The molecular dynamics simulation package GROMACS runs efficiently on a wide variety of hardware from commodity workstations to high performance computing clusters. Hardware features are well exploited with a combination of SIMD, multi-threading, and MPI-based SPMD/MPMD parallelism, while GPUs can be used as accelerators to compute interactions offloaded from the CPU. Here we evaluate which hardware produces trajectories with GROMACS 4.6 or 5.0 in the most economical way. We have assembled and benchmarked compute nodes with various CPU/GPU combinations to identify optimal compositions in terms of raw trajectory production rate, performance-to-price ratio, energy efficiency, and several other criteria.
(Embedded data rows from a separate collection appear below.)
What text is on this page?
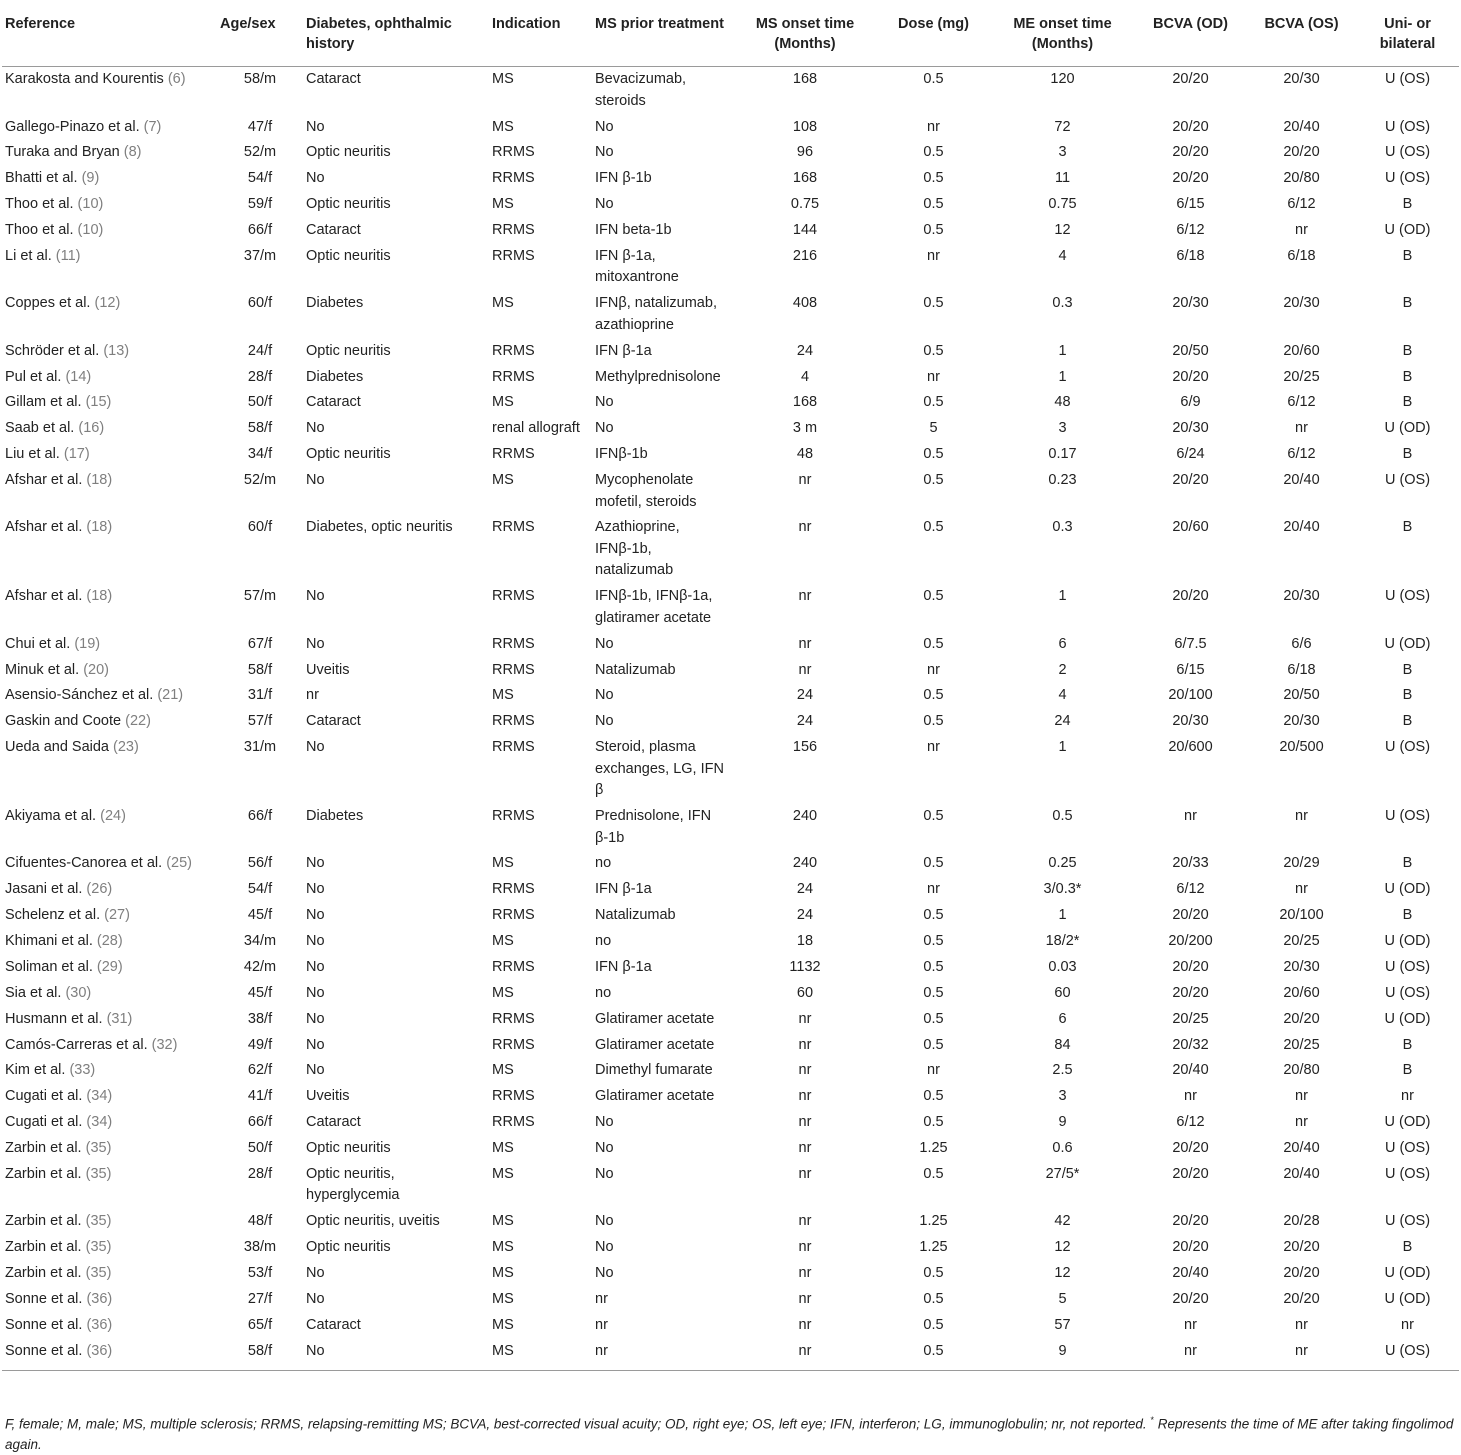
Reference	Age/sex	Diabetes, ophthalmic history	Indication	MS prior treatment	MS onset time (Months)	Dose (mg)	ME onset time (Months)	BCVA (OD)	BCVA (OS)	Uni- or bilateral
Karakosta and Kourentis (6)	58/m	Cataract	MS	Bevacizumab, steroids	168	0.5	120	20/20	20/30	U (OS)
Gallego-Pinazo et al. (7)	47/f	No	MS	No	108	nr	72	20/20	20/40	U (OS)
Turaka and Bryan (8)	52/m	Optic neuritis	RRMS	No	96	0.5	3	20/20	20/20	U (OS)
Bhatti et al. (9)	54/f	No	RRMS	IFN β-1b	168	0.5	11	20/20	20/80	U (OS)
Thoo et al. (10)	59/f	Optic neuritis	MS	No	0.75	0.5	0.75	6/15	6/12	B
Thoo et al. (10)	66/f	Cataract	RRMS	IFN beta-1b	144	0.5	12	6/12	nr	U (OD)
Li et al. (11)	37/m	Optic neuritis	RRMS	IFN β-1a, mitoxantrone	216	nr	4	6/18	6/18	B
Coppes et al. (12)	60/f	Diabetes	MS	IFNβ, natalizumab, azathioprine	408	0.5	0.3	20/30	20/30	B
Schröder et al. (13)	24/f	Optic neuritis	RRMS	IFN β-1a	24	0.5	1	20/50	20/60	B
Pul et al. (14)	28/f	Diabetes	RRMS	Methylprednisolone	4	nr	1	20/20	20/25	B
Gillam et al. (15)	50/f	Cataract	MS	No	168	0.5	48	6/9	6/12	B
Saab et al. (16)	58/f	No	renal allograft	No	3 m	5	3	20/30	nr	U (OD)
Liu et al. (17)	34/f	Optic neuritis	RRMS	IFNβ-1b	48	0.5	0.17	6/24	6/12	B
Afshar et al. (18)	52/m	No	MS	Mycophenolate mofetil, steroids	nr	0.5	0.23	20/20	20/40	U (OS)
Afshar et al. (18)	60/f	Diabetes, optic neuritis	RRMS	Azathioprine, IFNβ-1b, natalizumab	nr	0.5	0.3	20/60	20/40	B
Afshar et al. (18)	57/m	No	RRMS	IFNβ-1b, IFNβ-1a, glatiramer acetate	nr	0.5	1	20/20	20/30	U (OS)
Chui et al. (19)	67/f	No	RRMS	No	nr	0.5	6	6/7.5	6/6	U (OD)
Minuk et al. (20)	58/f	Uveitis	RRMS	Natalizumab	nr	nr	2	6/15	6/18	B
Asensio-Sánchez et al. (21)	31/f	nr	MS	No	24	0.5	4	20/100	20/50	B
Gaskin and Coote (22)	57/f	Cataract	RRMS	No	24	0.5	24	20/30	20/30	B
Ueda and Saida (23)	31/m	No	RRMS	Steroid, plasma exchanges, LG, IFN β	156	nr	1	20/600	20/500	U (OS)
Akiyama et al. (24)	66/f	Diabetes	RRMS	Prednisolone, IFN β-1b	240	0.5	0.5	nr	nr	U (OS)
Cifuentes-Canorea et al. (25)	56/f	No	MS	no	240	0.5	0.25	20/33	20/29	B
Jasani et al. (26)	54/f	No	RRMS	IFN β-1a	24	nr	3/0.3*	6/12	nr	U (OD)
Schelenz et al. (27)	45/f	No	RRMS	Natalizumab	24	0.5	1	20/20	20/100	B
Khimani et al. (28)	34/m	No	MS	no	18	0.5	18/2*	20/200	20/25	U (OD)
Soliman et al. (29)	42/m	No	RRMS	IFN β-1a	1132	0.5	0.03	20/20	20/30	U (OS)
Sia et al. (30)	45/f	No	MS	no	60	0.5	60	20/20	20/60	U (OS)
Husmann et al. (31)	38/f	No	RRMS	Glatiramer acetate	nr	0.5	6	20/25	20/20	U (OD)
Camós-Carreras et al. (32)	49/f	No	RRMS	Glatiramer acetate	nr	0.5	84	20/32	20/25	B
Kim et al. (33)	62/f	No	MS	Dimethyl fumarate	nr	nr	2.5	20/40	20/80	B
Cugati et al. (34)	41/f	Uveitis	RRMS	Glatiramer acetate	nr	0.5	3	nr	nr	nr
Cugati et al. (34)	66/f	Cataract	RRMS	No	nr	0.5	9	6/12	nr	U (OD)
Zarbin et al. (35)	50/f	Optic neuritis	MS	No	nr	1.25	0.6	20/20	20/40	U (OS)
Zarbin et al. (35)	28/f	Optic neuritis, hyperglycemia	MS	No	nr	0.5	27/5*	20/20	20/40	U (OS)
Zarbin et al. (35)	48/f	Optic neuritis, uveitis	MS	No	nr	1.25	42	20/20	20/28	U (OS)
Zarbin et al. (35)	38/m	Optic neuritis	MS	No	nr	1.25	12	20/20	20/20	B
Zarbin et al. (35)	53/f	No	MS	No	nr	0.5	12	20/40	20/20	U (OD)
Sonne et al. (36)	27/f	No	MS	nr	nr	0.5	5	20/20	20/20	U (OD)
Sonne et al. (36)	65/f	Cataract	MS	nr	nr	0.5	57	nr	nr	nr
Sonne et al. (36)	58/f	No	MS	nr	nr	0.5	9	nr	nr	U (OS)
F, female; M, male; MS, multiple sclerosis; RRMS, relapsing-remitting MS; BCVA, best-corrected visual acuity; OD, right eye; OS, left eye; IFN, interferon; LG, immunoglobulin; nr, not reported. * Represents the time of ME after taking fingolimod again.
Though hardware prices are naturally subject to trends and fluctuations, general tendencies are clearly visible. Adding any type of GPU significantly boosts a node's simulation performance. For inexpensive consumer-class GPUs this improvement equally reflects in the performance-to-price ratio. Although memory issues in consumer-class GPUs could pass unnoticed since these cards do not support ECC memory, unreliable GPUs can be sorted out with memory checking tools. Apart from the obvious determinants for cost-efficiency like hardware expenses and raw performance, the energy consumption of a node is a major cost factor. Over the typical hardware lifetime until replacement of a few years, the costs for electrical power and cooling can become larger than the costs of the hardware itself. Taking that into account, nodes with a well-balanced ratio of CPU and consumer-class GPU resources produce the maximum amount of GROMACS trajectory over their lifetime.